Code Sample, a copy-pastable example if possible
import pandas as pd
d = {'start_date': ['37:04.0', '55:20.0', '44:05.3', '43:41.7', '40:35.0', '26:14.4', '57:00.7', '18:53.8', '12:23.2', '48:33.2', '36:38.1', '29:35.7', '56:02.4', '27:41.4', '11:49.9', '17:36.6', '50:44.2', '36:36.1', '21:14.7']}
data = pd.DataFrame(data=d)
data['customer_created_at'] = pd.to_datetime(data['start_date'], errors='coerce')
print (data['customer_created_at'])
Problem description
When coercing the list of time values I expect all of them to return NaT. However, a few of these come back with today's date. I tried yesterday and the returned value was:
0 NaT
1 NaT
2 NaT
3 NaT
4 NaT
5 NaT
6 NaT
7 2018-10-31 18:53:48
8 2018-10-31 12:23:12
9 NaT
10 NaT
11 NaT
12 NaT
13 NaT
14 2018-10-31 11:49:54
15 2018-10-31 17:36:36
16 NaT
17 NaT
18 2018-10-31 21:14:42
Today I get:
0 NaT
1 NaT
2 NaT
3 NaT
4 NaT
5 NaT
6 NaT
7 2018-11-01 18:53:48
8 2018-11-01 12:23:12
9 NaT
10 NaT
11 NaT
12 NaT
13 NaT
14 2018-11-01 11:49:54
15 2018-11-01 17:36:36
16 NaT
17 NaT
18 2018-11-01 21:14:42
Expected Output
All time values should return NaT when coerced
Output of pd.show_versions()
Comment From: mroeschke
I am guessing this is hitting our datutil parser as it will interpret these as times corresponding to the current date:
In [1]: from dateutil import parser
In [2]: parser.parse('18:53:48')
Out[2]: datetime.datetime(2018, 11, 1, 18, 53, 48)
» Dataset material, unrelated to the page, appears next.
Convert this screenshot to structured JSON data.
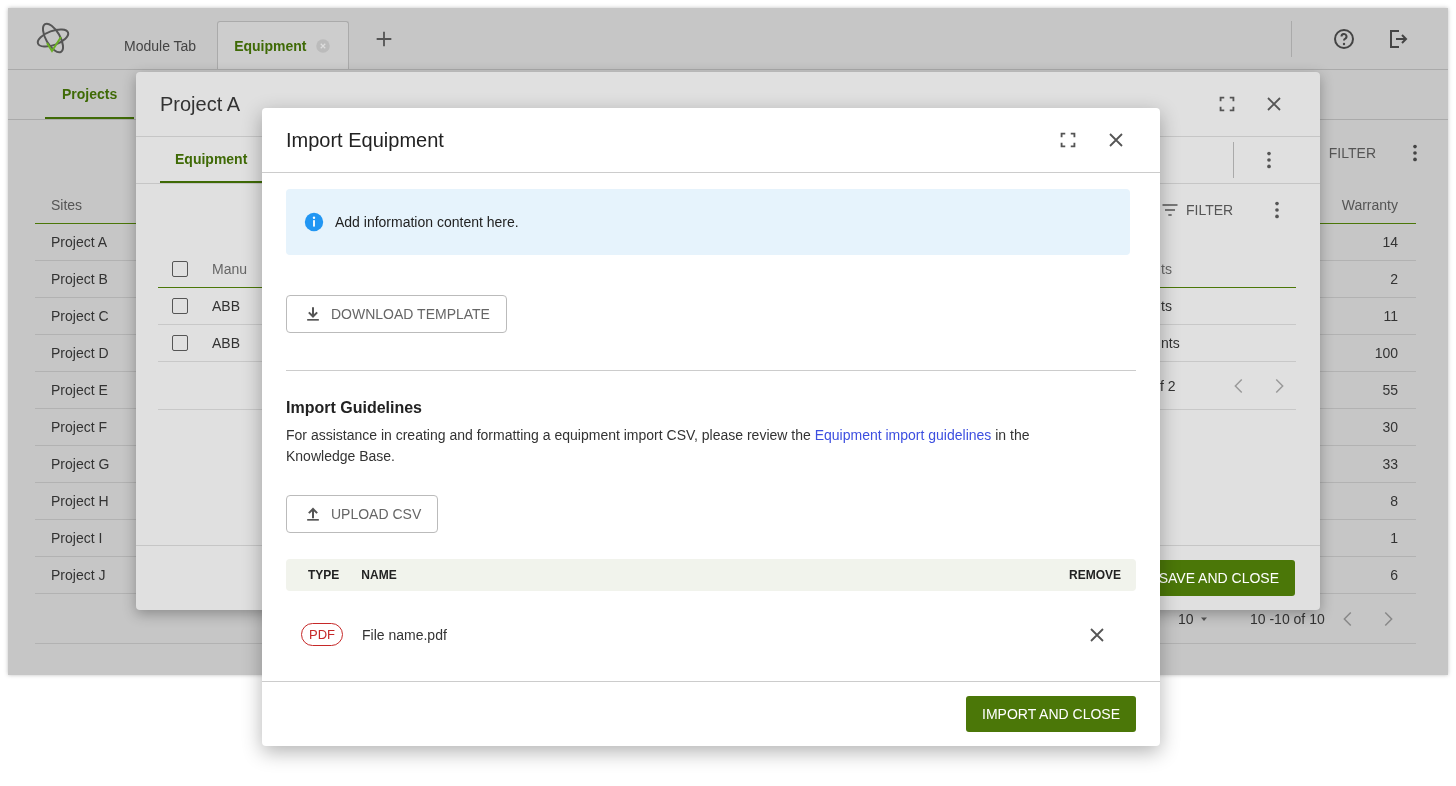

In general we try to stay consistent with dateutil, but I can see how this is a surprising (undocumented) behavior. Could use some discussion on whether we should just document this case (which I am in more favor of) or should coerce these to NaT
.
Comment From: nickwoelk
Thanks for the update. It's strange that it is only happening for certain rows. I've created a workaround on my end using an if statement to prevent the to.datetime from affecting rows without a date.
Comment From: mroeschke
Well the rows that have "time looking" values are getting parsed like this. As you can see, rows where the first value is < 23 (i.e an hour looking value) are getting parsed and the rest to NaT
Comment From: MarcoGorelli
This now throws a warning making it clear that each row will be parsed by dateutil
:
In [29]: import pandas as pd
...:
...: d = {'start_date': ['37:04.0', '55:20.0', '44:05.3', '43:41.7', '40:35.0', '26:14.4', '57:00.7', '18:53.8', '12:23.2', '48:33.2', '36:38.1', '29:35.7', '56:02.4', '27:41.4',
...: '11:49.9', '17:36.6', '50:44.2', '36:36.1', '21:14.7']}
...: data = pd.DataFrame(data=d)
...:
...: data['customer_created_at'] = pd.to_datetime(data['start_date'], errors='coerce')
...:
...: print (data['customer_created_at'])
<ipython-input-29-c6a01a69a58d>:6: UserWarning: Could not infer format, so each element will be parsed individually by `dateutil`. To ensure parsing is consistent and as-expected, please specify a format.
data['customer_created_at'] = pd.to_datetime(data['start_date'], errors='coerce')
0 NaT
1 NaT
2 NaT
3 NaT
4 NaT
5 NaT
6 NaT
7 2022-12-17 18:53:48
8 2022-12-17 12:23:12
9 NaT
10 NaT
11 NaT
12 NaT
13 NaT
14 2022-12-17 11:49:54
15 2022-12-17 17:36:36
16 NaT
17 NaT
18 2022-12-17 21:14:42
Name: customer_created_at, dtype: datetime64[ns]
I think we can close then, but thanks for the report!